NUEVA YORK – Muchos izquierdistas desconfían de la idea de que el crecimiento económico ayuda a reducir la pobreza en los países en desarrollo. Ellos argumentan que las políticas orientadas al crecimiento tratan de aumentar el producto nacional bruto, y no tratan de aliviar la pobreza, y que la redistribución es la clave para la reducción de la pobreza.

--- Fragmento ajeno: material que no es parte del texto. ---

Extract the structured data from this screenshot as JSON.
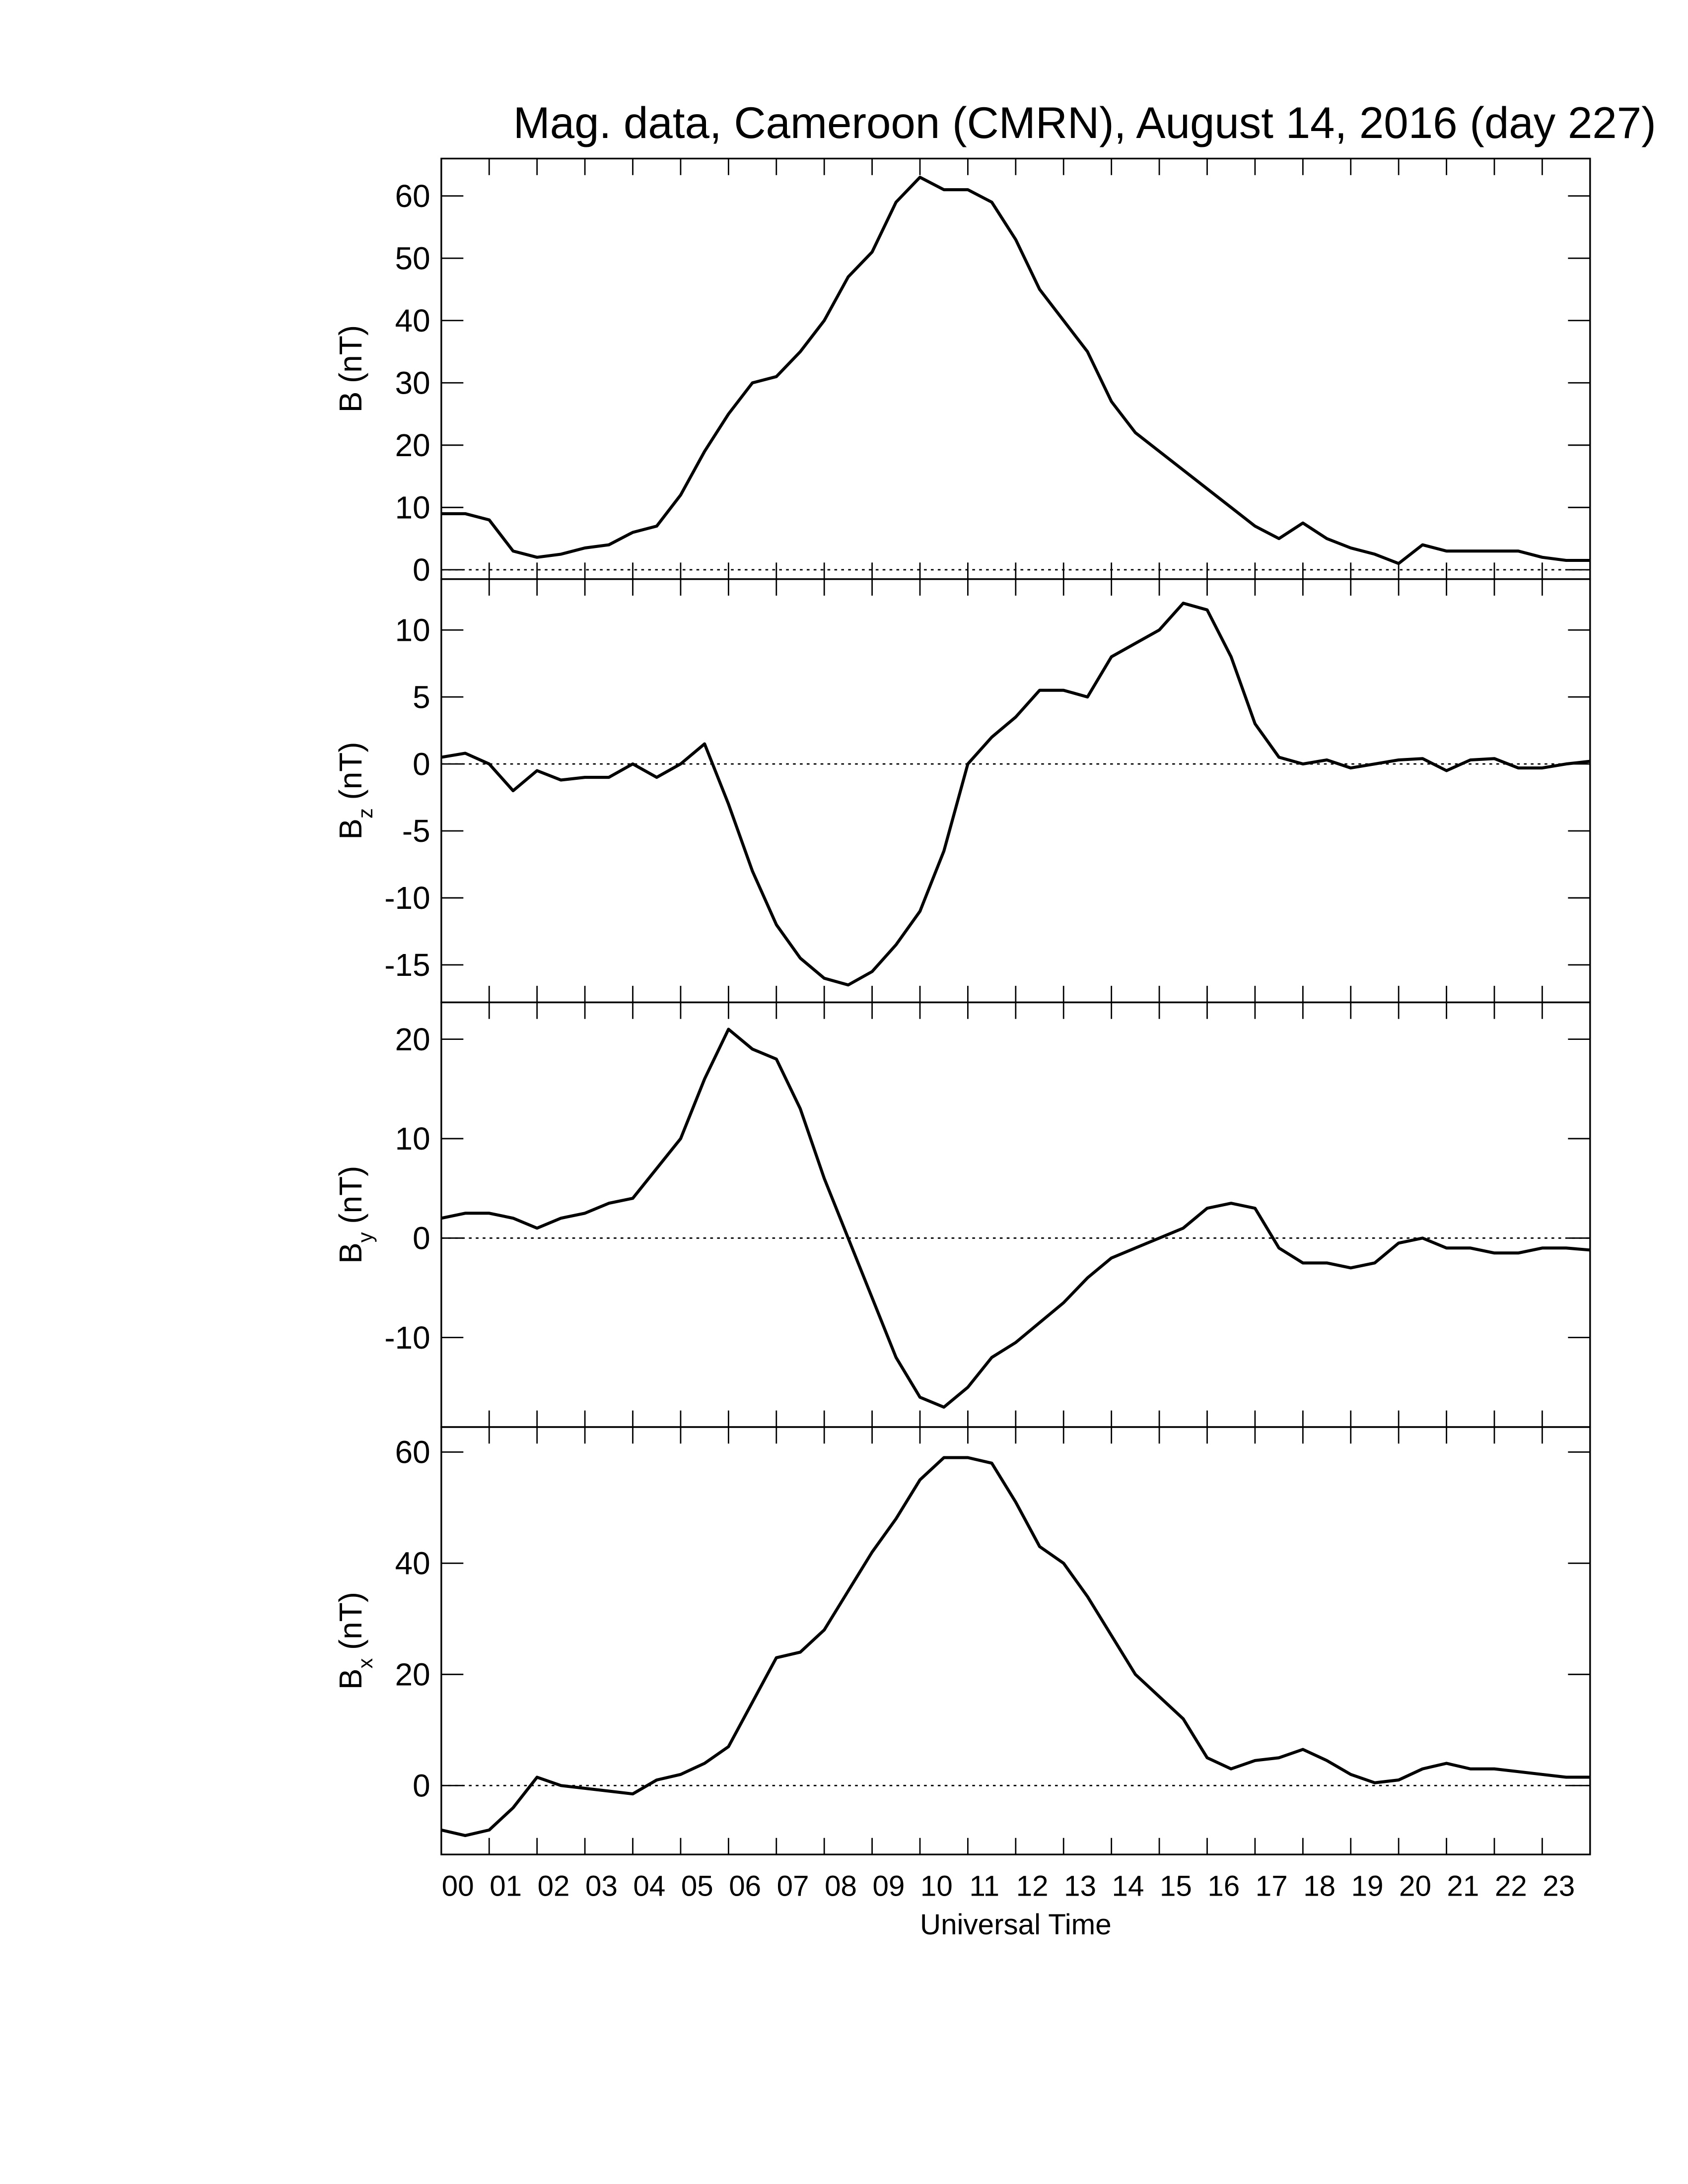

Estas afirmaciones, sin embargo, no han sido demostradas con pruebas fehacientes.

Desde la década de 1950, los economistas del desarrollo han entendido que el crecimiento del PIB no es sinónimo de mayor bienestar. Pero, incluso antes de su independencia, los líderes de la India consideraron el crecimiento como esencial para la reducción de la pobreza y el aumento del bienestar social. En términos económicos, el crecimiento fue un instrumento, no un objetivo; es decir, el medio por el cual los verdaderos objetivos, como ser la reducción de la pobreza y el avance social de las masas, se lograrían.

Un cuarto de siglo atrás, señalé las dos formas distintas en las que el crecimiento económico tendría dicho efecto. En primer lugar, el crecimiento atraería a los pobres hacia un empleo remunerado, y consecuentemente los ayudaría a salir de la pobreza. Mayores ingresos harían que ellos puedan aumentar su gasto personal en educación y salud (tal como parece haber sucedido en la India durante su reciente período de crecimiento acelerado).

En segundo lugar, el crecimiento aumenta los ingresos del Estado, lo que significa que el gobierno potencialmente se encuentra en posición de gastar más en salud y educación para los pobres. Por supuesto, esto no significa que un país, necesariamente, vaya a gastar más en estos ítems por el simple hecho de que se aumentaron sus ingresos, y, aún en caso de que eso sea cierto, puede ocurrir que los programas que dicho país elige para financiarlos no sean eficaces.